Dear Dr. G,

I am a responsible young man who had my sexual debut late in life, compared with my university peers, most seemed to have started even before university.

Perhaps I am a bit conservative, but I am definitely very cautious.

I read a lot about the undesirable outcome of sexual activities; I certainly do not want to end up being a parent at this stage of my life.

I am terrified of getting sexually transmitted infections such as HIV and syphilis.

I met a girl in university and after courting for several months, we started having sex with the protection of condoms.

The experience of sourcing the condom is very embarrassing.

Of course, being fearful of pregnancy and diseases, I opted for the safest rubber.

People often describe using a condom as “like taking shower with a raincoat on” or “eating candy with the wrapper on.” The safe rubber I used was just like that.

I am keen to venture into other forms of rubbers and would like to put Dr. G on the spot for some assistance.

Can you tell me how many types of condoms there are in the market?

What are the advantages and disadvantages of different materials?

What about novelty condoms?

Do they really work and not compromise on safety?

I am really hoping you can enlighten me with the idea of “mixing business with pleasure” for rubber.

Yours truly,

Pleasure Pete

Male condoms are undoubtedly the safest and overall effective form of birth control, withstanding 98% in preventing pregnancy when used correctly. More importantly, the protection against sexually transmitted infections through bodily fluids including semen, vaginal secretion and blood is paramount. Although total protection against some sexually transmitted infections such as Herpes and HPV may not be possible, this barrier technique is proven to prevent near complete spread of gonorrhea, chlamydia, HIV and syphilis.

Standard latex condoms are the most common type of rubber and most reliable choice for protection. Latex is non-porous material that has the tensile strength to withstand the vigor of strenuous sex. However, the protective effect of latex will be compromised with the usage of lubricants, massage oil, and spermicide. In addition, irritation and allergy induced by latex is also quite common.

Non-latex condoms can be natural or man-made. These include lambskin, nitrile, and polyurethane. The non-latex sheaths are known to have less tensile strength and can easily break, clearly lowering the effectiveness. Natural condoms such as lambskin are in fact made from the lining of animal guts. While the material may feel more natural and increase sensitivity during sex, these porous material can allow sperms and viruses such as HIV and herpes to be transmitted. Therefore, the usage of these natural condoms is often deemed ineffective.

The manufacturers are constantly researching to provide condom that is safe and pleasure giving. This ensures the barrier is like “having your cake and eating it too”, or “tasting the sweetness of candies even with the wrappers on”. Flavoured condoms are literally adding the extra flavor to couples’ sex lives. The effectiveness of such condoms is generally uncompromised, as most of them are just latex sheaths covered with tasty coating. This is especially welcome for partner who prefers barriers even during oral sex.
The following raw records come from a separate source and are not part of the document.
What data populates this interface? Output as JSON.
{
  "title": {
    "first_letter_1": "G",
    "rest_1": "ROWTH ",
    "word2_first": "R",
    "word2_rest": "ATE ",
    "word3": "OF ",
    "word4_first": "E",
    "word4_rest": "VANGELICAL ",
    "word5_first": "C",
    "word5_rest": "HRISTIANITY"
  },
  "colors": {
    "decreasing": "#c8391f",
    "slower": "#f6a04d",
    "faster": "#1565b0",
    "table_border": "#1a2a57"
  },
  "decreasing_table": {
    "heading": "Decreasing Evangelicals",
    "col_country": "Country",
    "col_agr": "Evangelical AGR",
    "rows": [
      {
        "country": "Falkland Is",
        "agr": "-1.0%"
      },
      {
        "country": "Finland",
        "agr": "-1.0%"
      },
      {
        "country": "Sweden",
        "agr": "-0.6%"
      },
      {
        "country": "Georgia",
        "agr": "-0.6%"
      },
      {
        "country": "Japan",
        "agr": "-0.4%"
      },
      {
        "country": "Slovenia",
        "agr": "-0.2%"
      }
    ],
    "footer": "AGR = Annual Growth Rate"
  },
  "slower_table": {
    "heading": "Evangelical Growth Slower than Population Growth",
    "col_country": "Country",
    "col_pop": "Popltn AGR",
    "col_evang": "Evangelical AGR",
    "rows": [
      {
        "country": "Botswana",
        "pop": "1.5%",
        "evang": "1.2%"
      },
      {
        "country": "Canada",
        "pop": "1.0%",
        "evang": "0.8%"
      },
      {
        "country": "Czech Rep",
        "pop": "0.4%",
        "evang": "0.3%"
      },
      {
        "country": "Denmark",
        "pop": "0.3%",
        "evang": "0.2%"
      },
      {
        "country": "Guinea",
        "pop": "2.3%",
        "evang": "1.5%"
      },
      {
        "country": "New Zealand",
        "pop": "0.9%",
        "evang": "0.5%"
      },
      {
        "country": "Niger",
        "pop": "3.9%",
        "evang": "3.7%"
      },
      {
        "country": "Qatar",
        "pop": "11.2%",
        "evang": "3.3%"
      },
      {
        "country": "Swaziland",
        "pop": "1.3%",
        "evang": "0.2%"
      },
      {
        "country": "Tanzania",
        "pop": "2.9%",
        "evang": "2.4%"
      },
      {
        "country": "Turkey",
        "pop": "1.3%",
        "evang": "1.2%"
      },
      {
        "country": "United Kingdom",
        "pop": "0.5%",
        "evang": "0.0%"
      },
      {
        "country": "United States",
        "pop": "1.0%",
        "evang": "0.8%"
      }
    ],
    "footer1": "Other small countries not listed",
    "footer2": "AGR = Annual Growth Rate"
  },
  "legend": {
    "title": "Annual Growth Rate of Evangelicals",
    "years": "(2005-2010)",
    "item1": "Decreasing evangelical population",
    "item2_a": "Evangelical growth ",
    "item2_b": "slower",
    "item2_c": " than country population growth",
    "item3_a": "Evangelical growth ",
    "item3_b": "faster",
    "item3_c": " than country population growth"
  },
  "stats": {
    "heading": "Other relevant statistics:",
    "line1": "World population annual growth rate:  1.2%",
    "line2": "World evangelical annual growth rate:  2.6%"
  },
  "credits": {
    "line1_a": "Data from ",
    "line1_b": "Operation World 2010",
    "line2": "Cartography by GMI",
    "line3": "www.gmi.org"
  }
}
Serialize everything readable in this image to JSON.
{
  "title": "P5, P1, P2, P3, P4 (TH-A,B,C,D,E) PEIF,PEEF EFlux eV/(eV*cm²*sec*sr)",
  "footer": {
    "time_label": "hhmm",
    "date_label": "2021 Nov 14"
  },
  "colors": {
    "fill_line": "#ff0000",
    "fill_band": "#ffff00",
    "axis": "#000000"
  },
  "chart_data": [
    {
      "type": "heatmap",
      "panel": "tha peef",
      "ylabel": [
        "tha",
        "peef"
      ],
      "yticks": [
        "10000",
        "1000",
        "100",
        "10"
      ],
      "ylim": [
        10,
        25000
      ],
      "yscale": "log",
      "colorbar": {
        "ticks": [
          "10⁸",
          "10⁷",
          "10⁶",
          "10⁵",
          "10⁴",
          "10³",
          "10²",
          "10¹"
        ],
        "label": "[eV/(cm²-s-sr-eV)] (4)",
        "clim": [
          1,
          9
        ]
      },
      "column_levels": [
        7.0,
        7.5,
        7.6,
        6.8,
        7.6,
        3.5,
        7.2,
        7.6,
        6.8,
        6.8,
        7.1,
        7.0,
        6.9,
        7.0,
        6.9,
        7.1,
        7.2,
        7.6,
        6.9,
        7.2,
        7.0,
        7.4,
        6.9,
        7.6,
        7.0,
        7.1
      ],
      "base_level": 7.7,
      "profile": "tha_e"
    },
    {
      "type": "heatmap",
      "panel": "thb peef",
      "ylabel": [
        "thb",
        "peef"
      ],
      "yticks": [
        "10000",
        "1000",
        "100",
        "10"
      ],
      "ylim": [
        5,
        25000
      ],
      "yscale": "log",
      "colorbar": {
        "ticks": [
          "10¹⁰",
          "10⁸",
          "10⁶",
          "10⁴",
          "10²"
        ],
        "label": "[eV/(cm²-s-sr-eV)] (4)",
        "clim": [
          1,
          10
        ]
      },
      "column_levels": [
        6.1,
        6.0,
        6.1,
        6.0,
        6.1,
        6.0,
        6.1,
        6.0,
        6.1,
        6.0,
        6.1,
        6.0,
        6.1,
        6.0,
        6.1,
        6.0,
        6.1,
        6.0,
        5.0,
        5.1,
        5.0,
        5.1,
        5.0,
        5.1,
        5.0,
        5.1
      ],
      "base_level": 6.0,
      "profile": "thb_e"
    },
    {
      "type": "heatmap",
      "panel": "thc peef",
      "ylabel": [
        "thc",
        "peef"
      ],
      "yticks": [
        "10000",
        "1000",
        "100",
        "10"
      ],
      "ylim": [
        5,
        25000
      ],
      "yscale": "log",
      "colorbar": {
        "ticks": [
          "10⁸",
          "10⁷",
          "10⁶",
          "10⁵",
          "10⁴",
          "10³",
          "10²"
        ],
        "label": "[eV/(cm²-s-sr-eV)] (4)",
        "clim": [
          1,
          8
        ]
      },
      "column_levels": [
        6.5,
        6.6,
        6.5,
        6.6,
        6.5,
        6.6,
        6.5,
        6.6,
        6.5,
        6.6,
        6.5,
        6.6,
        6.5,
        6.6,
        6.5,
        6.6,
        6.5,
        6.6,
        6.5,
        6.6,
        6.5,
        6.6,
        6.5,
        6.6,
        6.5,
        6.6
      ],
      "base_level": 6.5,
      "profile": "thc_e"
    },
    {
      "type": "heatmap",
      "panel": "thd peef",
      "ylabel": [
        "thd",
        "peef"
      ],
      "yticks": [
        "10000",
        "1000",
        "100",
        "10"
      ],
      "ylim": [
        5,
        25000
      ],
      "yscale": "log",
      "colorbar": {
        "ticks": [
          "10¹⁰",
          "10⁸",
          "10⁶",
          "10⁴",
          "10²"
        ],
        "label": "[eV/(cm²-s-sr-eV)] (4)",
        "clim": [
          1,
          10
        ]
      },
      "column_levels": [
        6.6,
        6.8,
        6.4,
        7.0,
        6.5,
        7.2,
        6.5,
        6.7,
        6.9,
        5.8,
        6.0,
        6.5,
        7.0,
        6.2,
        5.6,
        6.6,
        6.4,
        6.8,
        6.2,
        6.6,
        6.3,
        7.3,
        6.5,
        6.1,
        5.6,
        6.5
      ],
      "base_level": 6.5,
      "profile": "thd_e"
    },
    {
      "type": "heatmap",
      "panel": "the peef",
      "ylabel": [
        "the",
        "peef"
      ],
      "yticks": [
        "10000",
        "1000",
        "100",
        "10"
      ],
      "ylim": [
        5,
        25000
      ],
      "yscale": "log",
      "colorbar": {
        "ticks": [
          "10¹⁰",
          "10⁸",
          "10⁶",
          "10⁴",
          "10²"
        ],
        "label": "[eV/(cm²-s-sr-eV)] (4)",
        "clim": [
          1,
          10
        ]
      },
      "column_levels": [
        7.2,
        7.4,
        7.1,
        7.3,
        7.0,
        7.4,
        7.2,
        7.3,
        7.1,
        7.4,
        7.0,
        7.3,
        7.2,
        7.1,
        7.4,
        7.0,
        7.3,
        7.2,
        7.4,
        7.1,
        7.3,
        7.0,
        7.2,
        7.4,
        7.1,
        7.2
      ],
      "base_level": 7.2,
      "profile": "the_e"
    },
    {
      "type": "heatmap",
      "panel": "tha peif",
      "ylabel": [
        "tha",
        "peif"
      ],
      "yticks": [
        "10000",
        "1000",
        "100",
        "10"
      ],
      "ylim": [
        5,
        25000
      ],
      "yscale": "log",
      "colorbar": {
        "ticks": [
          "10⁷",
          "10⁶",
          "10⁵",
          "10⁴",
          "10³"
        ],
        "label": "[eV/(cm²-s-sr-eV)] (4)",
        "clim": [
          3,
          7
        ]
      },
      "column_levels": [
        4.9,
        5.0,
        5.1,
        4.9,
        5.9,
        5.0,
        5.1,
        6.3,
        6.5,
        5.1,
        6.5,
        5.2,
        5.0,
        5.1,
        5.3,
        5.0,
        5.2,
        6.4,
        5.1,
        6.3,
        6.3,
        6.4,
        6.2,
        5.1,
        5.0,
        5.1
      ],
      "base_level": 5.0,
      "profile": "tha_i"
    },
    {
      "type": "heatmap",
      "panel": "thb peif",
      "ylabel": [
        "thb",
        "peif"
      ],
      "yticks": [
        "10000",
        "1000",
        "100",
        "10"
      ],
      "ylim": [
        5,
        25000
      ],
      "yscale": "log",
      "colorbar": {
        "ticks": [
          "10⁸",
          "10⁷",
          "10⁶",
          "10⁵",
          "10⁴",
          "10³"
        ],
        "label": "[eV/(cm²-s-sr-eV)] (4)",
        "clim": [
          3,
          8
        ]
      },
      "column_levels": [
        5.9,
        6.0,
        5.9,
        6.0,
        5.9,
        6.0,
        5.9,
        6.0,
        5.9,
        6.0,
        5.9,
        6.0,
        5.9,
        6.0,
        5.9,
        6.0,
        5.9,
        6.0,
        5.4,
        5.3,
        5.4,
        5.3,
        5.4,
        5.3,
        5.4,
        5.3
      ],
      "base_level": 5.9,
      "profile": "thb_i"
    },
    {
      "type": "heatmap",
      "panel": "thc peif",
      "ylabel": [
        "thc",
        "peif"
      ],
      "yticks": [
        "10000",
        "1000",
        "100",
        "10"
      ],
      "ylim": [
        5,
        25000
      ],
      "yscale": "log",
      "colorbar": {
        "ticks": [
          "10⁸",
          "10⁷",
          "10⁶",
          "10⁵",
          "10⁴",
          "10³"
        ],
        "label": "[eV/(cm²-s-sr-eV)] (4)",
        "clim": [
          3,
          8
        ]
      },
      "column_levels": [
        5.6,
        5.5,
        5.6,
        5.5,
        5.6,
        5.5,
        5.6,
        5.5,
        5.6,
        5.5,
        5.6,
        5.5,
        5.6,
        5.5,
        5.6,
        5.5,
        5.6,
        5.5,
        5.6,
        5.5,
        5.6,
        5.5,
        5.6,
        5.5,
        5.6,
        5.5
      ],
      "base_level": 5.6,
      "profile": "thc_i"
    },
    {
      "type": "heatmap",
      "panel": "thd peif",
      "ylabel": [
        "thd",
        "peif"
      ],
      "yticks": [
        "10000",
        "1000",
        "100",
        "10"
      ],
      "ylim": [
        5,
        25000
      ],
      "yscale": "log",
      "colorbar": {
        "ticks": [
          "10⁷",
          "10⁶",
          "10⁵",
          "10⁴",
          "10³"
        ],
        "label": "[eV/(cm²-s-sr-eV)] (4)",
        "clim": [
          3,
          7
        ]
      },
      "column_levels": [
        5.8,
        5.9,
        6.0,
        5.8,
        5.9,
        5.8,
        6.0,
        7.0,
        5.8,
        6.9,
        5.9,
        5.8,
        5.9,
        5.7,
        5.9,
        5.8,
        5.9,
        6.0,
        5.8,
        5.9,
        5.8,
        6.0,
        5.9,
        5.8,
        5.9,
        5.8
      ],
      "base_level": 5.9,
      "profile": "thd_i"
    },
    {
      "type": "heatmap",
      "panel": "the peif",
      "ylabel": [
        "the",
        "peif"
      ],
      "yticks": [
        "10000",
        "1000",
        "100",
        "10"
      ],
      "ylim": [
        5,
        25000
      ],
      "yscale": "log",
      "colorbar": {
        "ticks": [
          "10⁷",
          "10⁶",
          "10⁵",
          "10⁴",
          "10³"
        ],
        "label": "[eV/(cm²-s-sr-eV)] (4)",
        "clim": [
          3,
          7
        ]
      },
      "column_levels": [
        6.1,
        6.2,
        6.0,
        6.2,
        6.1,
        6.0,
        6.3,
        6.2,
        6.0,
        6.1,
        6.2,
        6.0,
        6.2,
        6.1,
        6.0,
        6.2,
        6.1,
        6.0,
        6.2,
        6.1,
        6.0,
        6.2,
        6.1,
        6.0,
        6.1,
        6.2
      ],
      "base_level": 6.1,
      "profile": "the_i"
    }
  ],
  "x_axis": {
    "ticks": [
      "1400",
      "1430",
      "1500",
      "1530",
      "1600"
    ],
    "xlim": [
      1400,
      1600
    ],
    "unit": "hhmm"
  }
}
The textured, bumpy, ribbed, and stubbed rubbers are other creative condoms that promise to turn mundane lives into bumpy pleasure rides. The ribbed condoms are designed with extra bumps and ridges intended to stimulate the G spot in women, providing extra stimulation. It is believed 30% of women are unable to achieve orgasm from intercourse alone and the extra frictions from the designer condoms may help. Other textured rubbers including two-fold condoms are customised with variation of ribs at the top and studded base to enhance sensitive areas of the genitalia for both men and women. The intended benefit of textured condoms is to generate extra frictional contacts during intercourse; however, some couples may find the ridges, bumps, and studs painful rather than pleasurable. There is no robust scientific data to support or dispute the painful or pleasurable effect of novelty condoms.

Finally, one form of novelty condoms is glow-in-the dark rubbers that are typically latex, that are coated with a luminous chemical that is activated by the exposure to light. Such novelty condoms may not spark the lovemaking into luminous fireworks, it can guarantee some giggles between the sheets.

With the emergence of novelty condoms, many manufacturers have designed the condoms for the sole purpose of sexual stimulation, rather than protection. Therefore, for consumers who are curious to put on a fun rubber to embark on the pleasure rides, it is vital to utilise trusted brands that guarantees STI’s and pregnancy protections. Curiosity and open communications of attempting novelty condoms can even make “having shower with the raincoat on” pleasurable. Wes Craven, the famous creator of A Nightmare on Elm Street once said: “You learn a lot more from those bumps than from when things are going great!”